Haihong Tang
Publications
KARMA: Knowledge-Action Regularized Multimodal Alignment for Personalized Search at Taobao
Large Language Models (LLMs) are equipped with profound semantic knowledge, making them a natural choice for injecting semantic generalization into personalized search systems. However, in practice we find that directly fine-tuning LLMs on industrial personalized tasks (e.g. next item prediction) often yields suboptimal results. We attribute this bottleneck to a critical Knowledge--Action Gap: the inherent conflict between preserving pre-trained semantic knowledge and aligning with specific personalized actions by discriminative objectives. Empirically, action-only training objectives induce Semantic Collapse, such as attention ``sinks''. This degradation severely cripples the LLM's generalization, failing to bring improvements to personalized search systems. We propose KARMA (Knowledge--Action Regularized Multimodal Alignment), a unified framework that treats semantic reconstruction as a train-only regularizer. KARMA optimizes a next-interest embedding for retrieval (Action) while enforcing semantic decodability (Knowledge) through two complementary objectives: (i) history-conditioned semantic generation, which anchors optimization to the LLM's native next-token distribution, and (ii) embedding-conditioned semantic reconstruction, which constrains the interest embedding to remain semantically recoverable. On Taobao search system, KARMA mitigates semantic collapse (attention-sink analysis) and improves both action metrics and semantic fidelity. In ablations, semantic decodability yields up to +22.5 HR@200. With KARMA, we achieve +0.25 CTR AUC in ranking, +1.86 HR in pre-ranking and +2.51 HR in recalling. Deployed online with low inference overhead at ranking stage, KARMA drives +0.5% increase in Item Click.
AIGQ: An End-to-End Hybrid Generative Architecture for E-commerce Query Recommendation
Pre-search query recommendation, widely known as HintQ on Taobao's homepage, plays a vital role in intent capture and demand discovery, yet traditional methods suffer from shallow semantics, poor cold-start performance and low serendipity due to reliance on ID-based matching and co-click heuristics.
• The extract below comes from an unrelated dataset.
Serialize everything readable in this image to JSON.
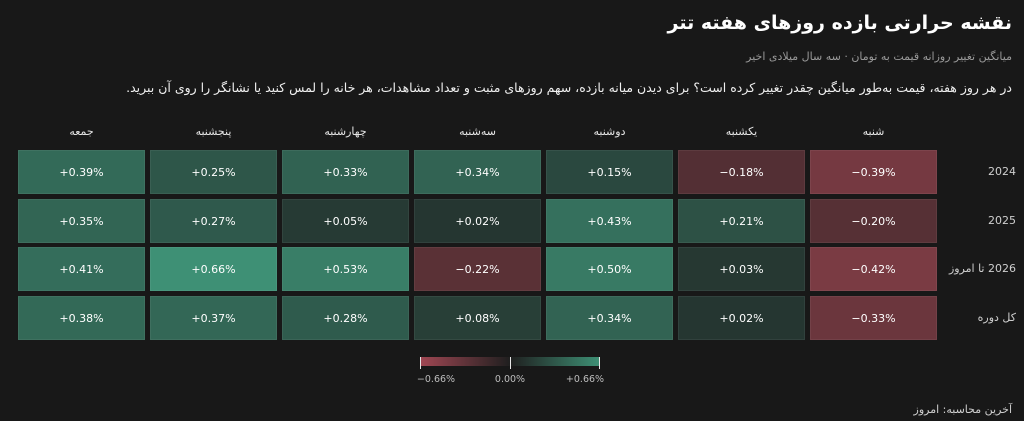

To overcome these challenges, we propose AIGQ (AI-Generated Query architecture), the first end-to-end generative framework for HintQ scenario. AIGQ is built upon three core innovations spanning training paradigm, policy optimization and deployment architecture. First, we propose Interest-Aware List Supervised Fine-Tuning (IL-SFT), a list-level supervised learning approach that constructs training samples through session-aware behavior aggregation and interest-guided re-ranking strategy to faithfully model nuanced user intent. Accordingly, we design Interest-aware List Group Relative Policy Optimization (IL-GRPO), a novel policy gradient algorithm with a dual-component reward mechanism that jointly optimizes individual query relevance and global list properties, enhanced by a model-based reward from the online click-through rate (CTR) ranking model. To deploy under strict real-time and low-latency requirements, we further develop a hybrid offline-online architecture comprising AIGQ-Direct for nearline personalized user-to-query generation and AIGQ-Think, a reasoning-enhanced variant that produces trigger-to-query mappings to enrich interest diversity. Extensive offline evaluations and large-scale online A/B experiments on Taobao demonstrate that AIGQ consistently delivers substantial improvements in key business metrics across platform effectiveness and user engagement.